Innovation in the consumer packaged goods industry
This Blog post will help you capture innovation practices in different product areas based on successful product launches in the consumer packaged goods industry. The main focus is thereby always on value creation for the customer.
Long-lasting companies all have one thing in common: They succeed by reevaluating their business and its external environment over time, therewith constantly capturing value through iteration and customer interaction.
Anheuser-Busch InBev, the giant drink and brewing company showed how customer insights can be used for product launches. Budweiser, one of the most successful brands from AB InBev, also sells a lighter version called Bud Light, including different taste versions like Lime. While closely observing their customers, AB inBev noticed, that people use the Bud Light Lime especially for making margaritas. This led to the creation of the LIME-a-RITA:
A malt-beverage drink in a can. Two years after the launch, the drink led to nearly $500 Million in sales. After that success, AB inBev created a whole line of “Ritas”, including "Straw-Ber-Rita" and the seasonal "Cran-Brrr-Rita". This example shows how important it is to be as close to the customer as possible. Oftentimes creativity and innovation within the firm and its products is steered by ideas of customers themselves.
Wheat Thins is a great example that innovation is not only limited to the company’s point of view or the market conditions but also has to include current consumer trends. Nabisco, the producer of Wheat Thins and an affiliate of Mondelez International had seen declining numbers for the healthy cracker segment. Accordingly, Linda Lee, former Senior Director at Mondelez International, had to act. First she looked at internal processes and the firm itself but could not figure out what was going wrong. However, looking at the market conditions, Lee realized that also the market for healthy crackers was not the problem and was in fact increasing. The real problem turned out to be that the healthy crackers were made out of wheat, since more and more people in the US turned towards a gluten-free diet. Understanding this new consumer trend, Nabisco came up with “Good Thins”, a potato based healthy cracker and turned it into a huge success.
Again, the focus was on the customer in order to innovate. Monitoring upcoming trends is key for companies to anticipate changes in consumer behavior. To always adapt to customer needs, you should therefore not only focus on your own narrow industry but look across other industries that are influencing yours and that might offer substitute products.
Nestlé's Butterfinger is an example of how value propositions need to constantly adapt to consumer preferences. The Butterfinger was a key product in the US snack and confections market. However, sales for the Butterfinger were stagnating. Jeremy Vandervoet, Director of Marketing, had to undertake something. In 2014, as one of the early users of Pinterest he discovered that while people still liked the product, they rather saw the Butterfinger as an ingredient for other dishes and not as a snack.

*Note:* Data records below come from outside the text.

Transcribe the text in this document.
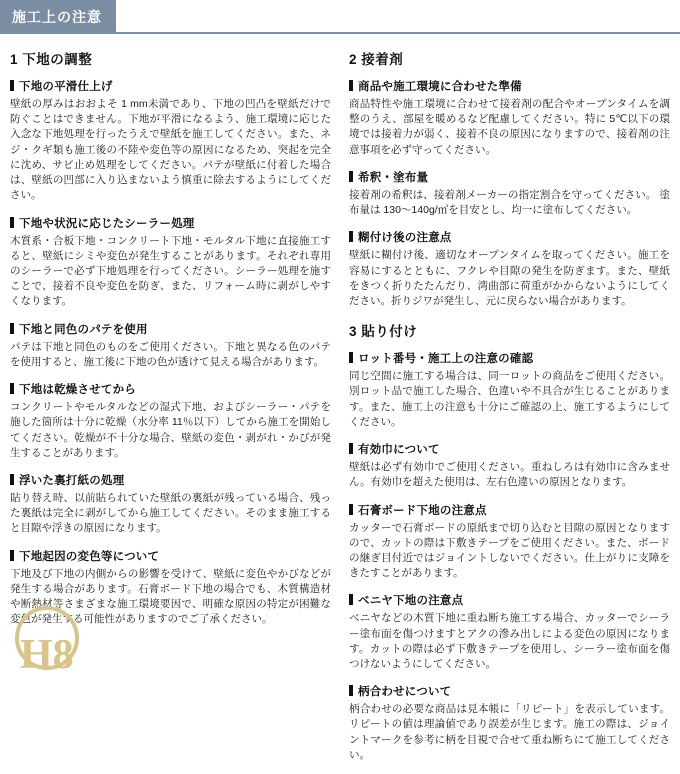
施工上の注意
1 下地の調整
下地の平滑仕上げ

壁紙の厚みはおおよそ 1 mm未満であり、下地の凹凸を壁紙だけで防ぐことはできません。下地が平滑になるよう、施工環境に応じた入念な下地処理を行ったうえで壁紙を施工してください。また、ネジ・クギ類も施工後の不陸や変色等の原因になるため、突起を完全に沈め、サビ止め処理をしてください。パテが壁紙に付着した場合は、壁紙の凹部に入り込まないよう慎重に除去するようにしてください。

下地や状況に応じたシーラー処理

木質系・合板下地・コンクリート下地・モルタル下地に直接施工すると、壁紙にシミや変色が発生することがあります。それぞれ専用のシーラーで必ず下地処理を行ってください。シーラー処理を施すことで、接着不良や変色を防ぎ、また、リフォーム時に剥がしやすくなります。

下地と同色のパテを使用

パテは下地と同色のものをご使用ください。下地と異なる色のパテを使用すると、施工後に下地の色が透けて見える場合があります。

下地は乾燥させてから

コンクリートやモルタルなどの湿式下地、およびシーラー・パテを施した箇所は十分に乾燥（水分率 11％以下）してから施工を開始してください。乾燥が不十分な場合、壁紙の変色・剥がれ・かびが発生することがあります。

浮いた裏打紙の処理

貼り替え時、以前貼られていた壁紙の裏紙が残っている場合、残った裏紙は完全に剥がしてから施工してください。そのまま施工すると目隙や浮きの原因になります。

下地起因の変色等について

下地及び下地の内側からの影響を受けて、壁紙に変色やかびなどが発生する場合があります。石膏ボード下地の場合でも、木質構造材や断熱材等さまざまな施工環境要因で、明確な原因の特定が困難な変色が発生する可能性がありますのでご了承ください。

2 接着剤
商品や施工環境に合わせた準備

商品特性や施工環境に合わせて接着剤の配合やオープンタイムを調整のうえ、部屋を暖めるなど配慮してください。特に 5℃以下の環境では接着力が弱く、接着不良の原因になりますので、接着剤の注意事項を必ず守ってください。

希釈・塗布量

接着剤の希釈は、接着剤メーカーの指定割合を守ってください。 塗布量は 130～140g/㎡を目安とし、均一に塗布してください。

糊付け後の注意点

壁紙に糊付け後、適切なオープンタイムを取ってください。施工を容易にするとともに、フクレや目隙の発生を防ぎます。また、壁紙をきつく折りたたんだり、湾曲部に荷重がかからないようにしてください。折りジワが発生し、元に戻らない場合があります。

3 貼り付け
ロット番号・施工上の注意の確認

同じ空間に施工する場合は、同一ロットの商品をご使用ください。別ロット品で施工した場合、色違いや不具合が生じることがあります。また、施工上の注意も十分にご確認の上、施工するようにしてください。

有効巾について

壁紙は必ず有効巾でご使用ください。重ねしろは有効巾に含みません。有効巾を超えた使用は、左右色違いの原因となります。

石膏ボード下地の注意点

カッターで石膏ボードの原紙まで切り込むと目隙の原因となりますので、カットの際は下敷きテープをご使用ください。また、ボードの継ぎ目付近ではジョイントしないでください。仕上がりに支障をきたすことがあります。

ベニヤ下地の注意点

ベニヤなどの木質下地に重ね断ち施工する場合、カッターでシーラー塗布面を傷つけますとアクの滲み出しによる変色の原因になります。カットの際は必ず下敷きテープを使用し、シーラー塗布面を傷つけないようにしてください。

柄合わせについて

柄合わせの必要な商品は見本帳に「リピート」を表示しています。 リピートの値は理論値であり誤差が生じます。施工の際は、ジョイントマークを参考に柄を目視で合せて重ね断ちにて施工してください。

H8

Taking this knowledge, Nestlé came up with the idea of creating Butterfinger Peanut Butter Cups and thereby challenging the successfully selling competitive product "Reese’s Peanut Butter Cups". It showed the combination of a snack that customers really like with an ingredient that was very popular as well. The Nestlé Launch was so successful that even Reese’s tried to implement this crunchy aspect into its product.
Here it becomes obvious that in the beginning of creating a product, companies try to fulfil the needs of their target segment. However, those needs adapt over time and might also not always be fully understood. The value proposition therefore needs to be revised constantly to stay competitive. For a long-term customer focus, a constant process of iteration is required, identifying what creates the most value for customers. One effective tool to create new value propositions is to draw value curves in the strategy canvas. Like this, Nestlé was able to compete with one of the best selling confections in US history.
All of these success stories show that an outside-in approach is crucial to continuously create value for customers. Monitoring customer preferences, trends and behavior is key to stay competitive, especially in the industry for consumer packaged goods.